In Zukunft müssten sich alle Beteiligten die Frage stellen, so Wheeler, welche Art von Spielen sie wollten. Immer mehr Wettkämpfe und damit aufgeblähtere und unübersichtlichere Spiele - oder Spiele, die eine Nummer kleiner und damit womöglich wieder attraktiver für die Sport-Fans vor Ort und am Fernseher seien.

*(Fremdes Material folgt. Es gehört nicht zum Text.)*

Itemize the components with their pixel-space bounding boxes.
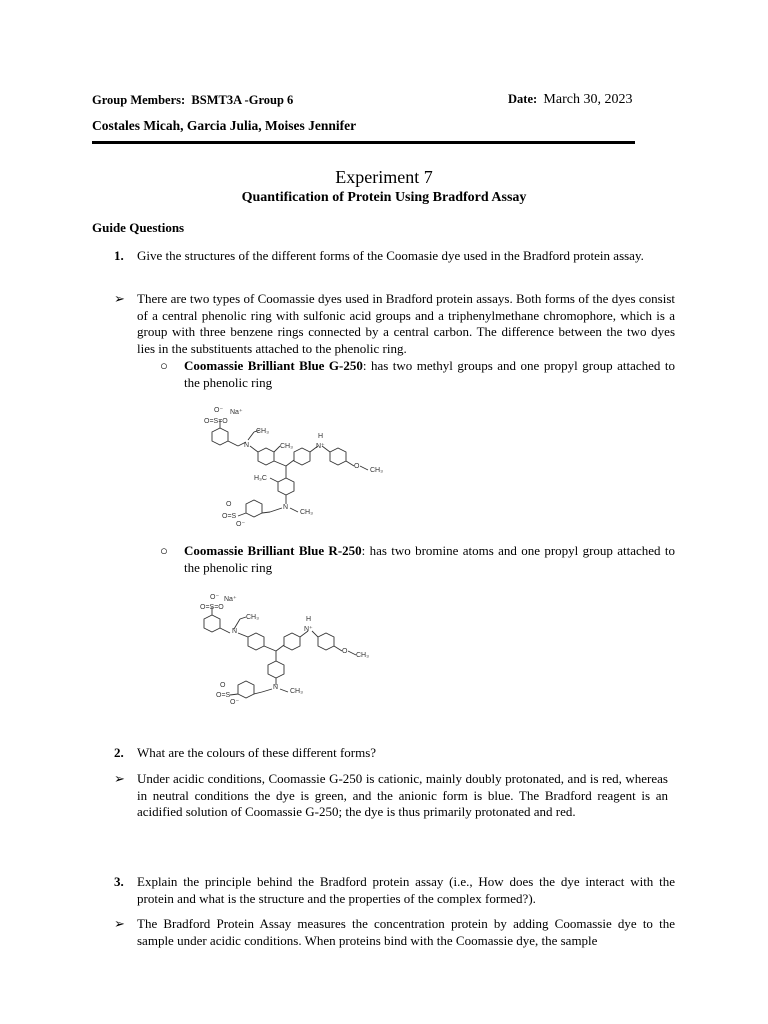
q1-number: 1. — [114, 248, 124, 263]
r250-na-plus: Na⁺ — [224, 596, 237, 603]
g250-structure-image — [198, 400, 408, 528]
g250-o-top: O — [226, 501, 232, 508]
g250-desc: : has two methyl groups and one propyl group attached to the phenolic ring — [184, 358, 675, 390]
group-members-label: Group Members: — [92, 93, 186, 107]
q1-answer: There are two types of Coomassie dyes used in Bradford protein assays. Both forms of the dyes consist of a central phenolic ring with sulfonic acid groups and a triphenylmethane chromophore, which is a group with three benzene rings connected by a central carbon. The difference between the two dyes lies in the substituents attached to the phenolic ring. — [137, 291, 675, 356]
r250-desc: : has two bromine atoms and one propyl group attached to the phenolic ring — [184, 543, 675, 575]
group-members-value: BSMT3A -Group 6 — [191, 93, 294, 107]
g250-h3c: H₃C — [254, 475, 267, 482]
g250-o: O — [354, 463, 360, 470]
r250-o-bottom: O⁻ — [230, 699, 240, 705]
g250-h: H — [318, 433, 324, 440]
r250-o-minus: O⁻ — [210, 594, 220, 601]
g250-n-bottom: N — [283, 504, 289, 511]
experiment-title: Experiment 7 — [335, 167, 433, 187]
r250-oso: O=S=O — [200, 604, 224, 611]
q3-arrow-icon: ➢ — [114, 916, 125, 931]
g250-n-left: N — [244, 442, 250, 449]
experiment-subtitle: Quantification of Protein Using Bradford Assay — [241, 190, 527, 205]
r250-ch3-right: CH₃ — [356, 652, 369, 659]
g250-oso: O=S=O — [204, 418, 228, 425]
r250-o-top: O — [220, 682, 226, 689]
g250-ch3-right: CH₃ — [370, 467, 383, 474]
g250-o-minus: O⁻ — [214, 407, 224, 414]
r250-n-bottom: N — [273, 684, 279, 691]
q2-answer: Under acidic conditions, Coomassie G-250 is cationic, mainly doubly protonated, and is red, whereas in neutral conditions the dye is green, and the anionic form is blue. The Bradford reagent is an acidified solution of Coomassie G-250; the dye is thus primarily protonated and red. — [137, 771, 668, 819]
r250-structure-image — [186, 589, 386, 705]
q2-number: 2. — [114, 745, 124, 760]
q2-text: What are the colours of these different forms? — [137, 745, 377, 760]
r250-ch3-bottom: CH₃ — [290, 688, 303, 695]
date-label: Date: — [508, 92, 538, 106]
g250-ch3-bottom: CH₃ — [300, 509, 313, 516]
g250-name: Coomassie Brilliant Blue G-250 — [184, 358, 363, 373]
g250-na-plus: Na⁺ — [230, 409, 243, 416]
g250-ch3-top: CH₃ — [256, 428, 269, 435]
r250-h: H — [306, 616, 312, 623]
r250-bullet-icon: ○ — [160, 543, 168, 558]
r250-ch3-top: CH₃ — [246, 614, 259, 621]
members-names: Costales Micah, Garcia Julia, Moises Jennifer — [92, 118, 357, 133]
r250-name: Coomassie Brilliant Blue R-250 — [184, 543, 362, 558]
g250-item — [184, 358, 675, 391]
group-members-line — [92, 93, 293, 108]
q1-text: Give the structures of the different forms of the Coomasie dye used in the Bradford protein assay. — [137, 248, 644, 263]
date-value: March 30, 2023 — [543, 92, 633, 107]
date-line — [508, 92, 632, 108]
q3-number: 3. — [114, 874, 124, 889]
r250-o: O — [342, 648, 348, 655]
section-heading: Guide Questions — [92, 220, 185, 235]
g250-bullet-icon: ○ — [160, 358, 168, 373]
q2-arrow-icon: ➢ — [114, 771, 125, 786]
r250-n-plus: N⁺ — [304, 626, 313, 633]
q1-arrow-icon: ➢ — [114, 291, 125, 306]
r250-os: O=S — [216, 692, 231, 699]
g250-os: O=S — [222, 513, 237, 520]
g250-n-plus: N⁺ — [316, 443, 325, 450]
r250-n-left: N — [232, 628, 238, 635]
g250-ch3-mid: CH₃ — [280, 443, 293, 450]
header-divider — [92, 141, 635, 144]
r250-item — [184, 543, 675, 576]
q3-answer: The Bradford Protein Assay measures the concentration protein by adding Coomassie dye to the sample under acidic conditions. When proteins bind with the Coomassie dye, the sample — [137, 916, 675, 948]
q3-text: Explain the principle behind the Bradford protein assay (i.e., How does the dye interact with the protein and what is the structure and the properties of the complex formed?). — [137, 874, 675, 906]
g250-o-bottom: O⁻ — [236, 521, 246, 528]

Die Kosten müssten reduziert werden - das passiert aber nicht

Wheeler: "Man muss auf jeden Fall etwas lernen: Und zwar dieser Gigantismus insgesamt, was das Wettkampfprogramm angeht, das ist so wahnsinnig groß geworden. 1988 in Seoul, da lagen wir bei knapp 240 Entscheidungen. Mittlerweile sind wir bei 306, und es soll auch noch mal aufgestockt werden. In Tokio 2020 kommen fünf neue Sportarten hinzu. (...) Und auf der anderen Seite muss man natürlich weiter die Kosten reduzieren für solche Veranstaltungen. Und wenn ich dann auf Tokio blicke, die sich ein Olympiastadion hinstellen wollen, das nach momentanen Schätzungen 1,8 Milliarden Euro kosten soll, dann hat man, glaube ich, überhaupt nichts gelernt."
Man müsse auch die Frage stellen, ob das System mit all seinen Auswüchsen - Leistungsnormen, Doping und die Erwartungen der Medien und Zuschauer nach Höchstleistungen - ob das alles miteinander nicht zusammenhänge. Und ob deshalb eben grundsätzlich reformiert werden müsse.

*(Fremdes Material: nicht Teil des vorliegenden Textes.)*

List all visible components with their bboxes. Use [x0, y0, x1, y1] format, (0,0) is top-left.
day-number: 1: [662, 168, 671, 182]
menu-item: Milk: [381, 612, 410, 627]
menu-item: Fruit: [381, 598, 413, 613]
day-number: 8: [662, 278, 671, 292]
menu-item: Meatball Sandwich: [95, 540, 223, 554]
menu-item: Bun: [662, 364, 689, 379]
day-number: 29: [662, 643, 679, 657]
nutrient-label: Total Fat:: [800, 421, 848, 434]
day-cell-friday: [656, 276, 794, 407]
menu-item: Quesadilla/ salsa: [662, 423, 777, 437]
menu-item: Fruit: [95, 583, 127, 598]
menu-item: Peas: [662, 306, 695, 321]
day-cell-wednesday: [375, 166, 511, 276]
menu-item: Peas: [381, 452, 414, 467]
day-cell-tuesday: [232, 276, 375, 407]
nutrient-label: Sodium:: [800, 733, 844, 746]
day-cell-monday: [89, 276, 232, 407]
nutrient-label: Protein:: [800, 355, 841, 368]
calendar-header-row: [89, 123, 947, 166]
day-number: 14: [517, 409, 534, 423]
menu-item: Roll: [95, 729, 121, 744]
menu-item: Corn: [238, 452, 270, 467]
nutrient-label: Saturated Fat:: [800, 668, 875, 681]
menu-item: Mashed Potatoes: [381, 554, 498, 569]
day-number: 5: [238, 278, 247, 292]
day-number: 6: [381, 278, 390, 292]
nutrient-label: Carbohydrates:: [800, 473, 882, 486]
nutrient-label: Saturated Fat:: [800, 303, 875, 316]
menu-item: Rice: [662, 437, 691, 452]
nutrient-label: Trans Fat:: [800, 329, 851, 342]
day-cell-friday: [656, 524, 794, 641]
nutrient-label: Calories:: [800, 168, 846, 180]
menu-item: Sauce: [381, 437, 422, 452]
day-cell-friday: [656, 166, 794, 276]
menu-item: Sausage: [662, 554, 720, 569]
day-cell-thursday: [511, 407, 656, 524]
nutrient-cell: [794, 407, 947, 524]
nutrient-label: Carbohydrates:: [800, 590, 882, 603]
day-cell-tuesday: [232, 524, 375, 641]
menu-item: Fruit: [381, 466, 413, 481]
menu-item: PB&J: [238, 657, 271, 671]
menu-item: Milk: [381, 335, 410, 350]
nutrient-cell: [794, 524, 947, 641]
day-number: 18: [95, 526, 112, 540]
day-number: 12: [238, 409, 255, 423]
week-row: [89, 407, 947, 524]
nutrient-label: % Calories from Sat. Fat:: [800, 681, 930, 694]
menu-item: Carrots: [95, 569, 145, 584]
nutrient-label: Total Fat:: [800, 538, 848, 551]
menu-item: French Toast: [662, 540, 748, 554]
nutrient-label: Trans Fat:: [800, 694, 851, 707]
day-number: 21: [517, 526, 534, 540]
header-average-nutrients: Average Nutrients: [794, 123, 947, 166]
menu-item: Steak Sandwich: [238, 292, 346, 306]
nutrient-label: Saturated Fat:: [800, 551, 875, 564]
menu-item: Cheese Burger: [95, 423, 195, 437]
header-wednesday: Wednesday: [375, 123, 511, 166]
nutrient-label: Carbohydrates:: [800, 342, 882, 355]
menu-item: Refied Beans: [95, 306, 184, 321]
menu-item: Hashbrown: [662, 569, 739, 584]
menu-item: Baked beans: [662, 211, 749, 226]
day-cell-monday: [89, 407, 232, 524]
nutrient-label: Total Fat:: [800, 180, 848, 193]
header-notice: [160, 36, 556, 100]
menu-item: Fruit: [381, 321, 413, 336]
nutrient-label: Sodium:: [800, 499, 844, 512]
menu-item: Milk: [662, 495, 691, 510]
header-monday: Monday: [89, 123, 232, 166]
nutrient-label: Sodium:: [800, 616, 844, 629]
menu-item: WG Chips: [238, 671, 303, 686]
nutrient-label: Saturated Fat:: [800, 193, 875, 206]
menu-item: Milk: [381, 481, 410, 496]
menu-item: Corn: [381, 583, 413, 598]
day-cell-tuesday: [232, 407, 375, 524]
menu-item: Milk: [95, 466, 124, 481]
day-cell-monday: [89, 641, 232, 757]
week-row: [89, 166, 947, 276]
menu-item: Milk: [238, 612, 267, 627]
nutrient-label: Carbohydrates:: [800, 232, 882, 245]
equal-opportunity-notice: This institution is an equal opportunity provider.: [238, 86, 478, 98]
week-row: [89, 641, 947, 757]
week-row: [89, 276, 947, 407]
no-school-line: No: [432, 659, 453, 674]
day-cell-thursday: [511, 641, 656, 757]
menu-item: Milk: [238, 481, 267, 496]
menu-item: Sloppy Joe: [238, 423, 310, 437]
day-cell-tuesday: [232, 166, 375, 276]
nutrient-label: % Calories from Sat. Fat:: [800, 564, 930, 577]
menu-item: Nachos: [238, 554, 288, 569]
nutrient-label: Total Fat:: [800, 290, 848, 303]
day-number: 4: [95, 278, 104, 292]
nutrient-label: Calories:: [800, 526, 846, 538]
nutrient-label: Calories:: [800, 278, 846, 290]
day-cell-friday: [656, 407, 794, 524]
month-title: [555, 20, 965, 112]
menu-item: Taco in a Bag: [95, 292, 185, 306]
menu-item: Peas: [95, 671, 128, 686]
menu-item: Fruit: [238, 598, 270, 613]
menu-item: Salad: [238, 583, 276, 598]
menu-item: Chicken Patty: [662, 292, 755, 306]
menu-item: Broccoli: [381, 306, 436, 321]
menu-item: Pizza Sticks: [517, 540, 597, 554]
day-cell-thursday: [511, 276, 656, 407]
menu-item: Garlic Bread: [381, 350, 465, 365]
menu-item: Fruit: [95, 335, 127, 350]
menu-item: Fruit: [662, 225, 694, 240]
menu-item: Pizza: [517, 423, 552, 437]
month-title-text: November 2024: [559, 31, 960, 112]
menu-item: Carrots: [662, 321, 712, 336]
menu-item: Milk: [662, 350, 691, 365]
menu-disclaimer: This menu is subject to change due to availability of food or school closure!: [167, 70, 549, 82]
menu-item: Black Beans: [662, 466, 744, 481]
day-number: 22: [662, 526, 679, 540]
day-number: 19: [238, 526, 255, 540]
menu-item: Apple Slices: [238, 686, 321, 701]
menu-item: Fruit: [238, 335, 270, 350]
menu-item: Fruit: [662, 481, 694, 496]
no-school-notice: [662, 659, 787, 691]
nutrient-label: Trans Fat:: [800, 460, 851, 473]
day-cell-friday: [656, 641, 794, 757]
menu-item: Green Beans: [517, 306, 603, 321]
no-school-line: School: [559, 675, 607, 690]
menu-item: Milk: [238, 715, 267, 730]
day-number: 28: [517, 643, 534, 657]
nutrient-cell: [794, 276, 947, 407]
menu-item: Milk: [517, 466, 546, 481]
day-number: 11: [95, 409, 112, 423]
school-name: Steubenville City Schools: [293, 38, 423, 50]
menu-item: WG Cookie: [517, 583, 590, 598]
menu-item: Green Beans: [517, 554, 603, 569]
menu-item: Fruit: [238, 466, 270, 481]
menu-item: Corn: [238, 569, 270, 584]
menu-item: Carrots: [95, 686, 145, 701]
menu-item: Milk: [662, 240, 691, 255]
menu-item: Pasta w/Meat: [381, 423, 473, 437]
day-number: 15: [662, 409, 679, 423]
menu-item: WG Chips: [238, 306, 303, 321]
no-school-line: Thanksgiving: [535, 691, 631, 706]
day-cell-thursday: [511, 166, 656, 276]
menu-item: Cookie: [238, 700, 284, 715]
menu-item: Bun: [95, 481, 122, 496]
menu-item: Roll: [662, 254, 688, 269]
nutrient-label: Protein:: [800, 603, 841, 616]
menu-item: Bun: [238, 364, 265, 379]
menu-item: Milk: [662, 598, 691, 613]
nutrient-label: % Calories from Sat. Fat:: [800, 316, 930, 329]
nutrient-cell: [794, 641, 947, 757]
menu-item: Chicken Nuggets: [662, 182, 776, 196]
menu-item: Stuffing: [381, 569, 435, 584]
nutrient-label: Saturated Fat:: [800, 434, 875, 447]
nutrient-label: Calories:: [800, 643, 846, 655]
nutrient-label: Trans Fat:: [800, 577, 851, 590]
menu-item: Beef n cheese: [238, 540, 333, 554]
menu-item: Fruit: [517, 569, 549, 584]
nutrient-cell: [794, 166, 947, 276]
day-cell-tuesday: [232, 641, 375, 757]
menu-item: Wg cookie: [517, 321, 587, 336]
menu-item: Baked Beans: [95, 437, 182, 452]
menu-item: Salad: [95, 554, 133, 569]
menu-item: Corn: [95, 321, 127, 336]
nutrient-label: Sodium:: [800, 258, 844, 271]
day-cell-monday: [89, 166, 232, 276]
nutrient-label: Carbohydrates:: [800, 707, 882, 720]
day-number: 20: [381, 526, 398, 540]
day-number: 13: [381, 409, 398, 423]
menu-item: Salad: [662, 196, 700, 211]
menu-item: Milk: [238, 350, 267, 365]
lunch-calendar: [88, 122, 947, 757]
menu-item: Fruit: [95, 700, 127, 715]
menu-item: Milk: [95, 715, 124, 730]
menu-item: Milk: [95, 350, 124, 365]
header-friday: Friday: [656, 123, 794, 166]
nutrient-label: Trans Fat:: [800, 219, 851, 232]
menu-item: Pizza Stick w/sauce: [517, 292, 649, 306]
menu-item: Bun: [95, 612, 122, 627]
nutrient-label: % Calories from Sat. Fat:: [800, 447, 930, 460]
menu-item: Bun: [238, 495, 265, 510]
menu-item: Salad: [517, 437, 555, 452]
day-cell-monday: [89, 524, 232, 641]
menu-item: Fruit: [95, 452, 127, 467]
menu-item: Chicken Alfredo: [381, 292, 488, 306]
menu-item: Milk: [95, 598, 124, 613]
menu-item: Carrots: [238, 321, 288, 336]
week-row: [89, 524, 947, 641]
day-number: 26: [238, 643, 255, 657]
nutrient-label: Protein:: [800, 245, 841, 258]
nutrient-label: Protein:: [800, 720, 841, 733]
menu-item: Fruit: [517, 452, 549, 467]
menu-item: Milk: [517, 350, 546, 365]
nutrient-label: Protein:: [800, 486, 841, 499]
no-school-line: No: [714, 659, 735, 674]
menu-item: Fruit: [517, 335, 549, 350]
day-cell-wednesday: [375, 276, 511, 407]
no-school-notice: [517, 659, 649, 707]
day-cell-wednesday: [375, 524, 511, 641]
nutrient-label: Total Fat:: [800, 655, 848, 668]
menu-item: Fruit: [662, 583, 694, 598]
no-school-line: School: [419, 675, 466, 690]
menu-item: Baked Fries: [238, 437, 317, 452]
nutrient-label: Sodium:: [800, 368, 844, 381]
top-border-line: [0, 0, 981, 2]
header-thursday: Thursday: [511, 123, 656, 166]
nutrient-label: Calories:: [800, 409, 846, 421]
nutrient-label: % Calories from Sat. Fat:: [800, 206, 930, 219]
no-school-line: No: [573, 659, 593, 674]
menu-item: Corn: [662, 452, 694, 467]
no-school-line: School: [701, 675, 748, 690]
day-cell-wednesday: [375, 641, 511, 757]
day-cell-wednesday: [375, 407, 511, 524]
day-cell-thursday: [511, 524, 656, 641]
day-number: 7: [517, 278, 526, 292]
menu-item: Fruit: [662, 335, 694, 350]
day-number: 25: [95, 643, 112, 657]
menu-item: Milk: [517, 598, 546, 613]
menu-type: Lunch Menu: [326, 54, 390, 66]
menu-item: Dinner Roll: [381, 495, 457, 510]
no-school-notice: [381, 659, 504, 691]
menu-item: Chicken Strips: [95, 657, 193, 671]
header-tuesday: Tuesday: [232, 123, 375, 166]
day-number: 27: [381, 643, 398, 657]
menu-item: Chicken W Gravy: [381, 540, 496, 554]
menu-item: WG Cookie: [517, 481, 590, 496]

"Es geht den Herren in Lausanne um die Vermehrung der Reichtümer"

Es bestehe jedoch wenig Hoffnung, dass der Veranstalter die Probleme anpacke.
Wheeler: "Nein, denn das IOC ist in erster Linie darauf aus, weiter Geld zu verdienen. Das bekommt man durch die Fernsehrechte. Für den Zyklus Winterspiele 2014 in Sotschi und die Spiele jetzt hier in Rio waren es 3,35 Milliarden Euro, die man durch den Verkauf der TV-Lizenzen eingenommen hat. Das war Einnahmenrekord.
Zwar ist das Wachstum zurückgegangen isgesamt, aber es ist weiter so: Es geht den Herren dort in Lausanne um die Vermehrung der Reichtümer des Internationalen Olympischen Comitees. Und deswegen ist natürlich auch der Korruption Tür und Tor geöffnet."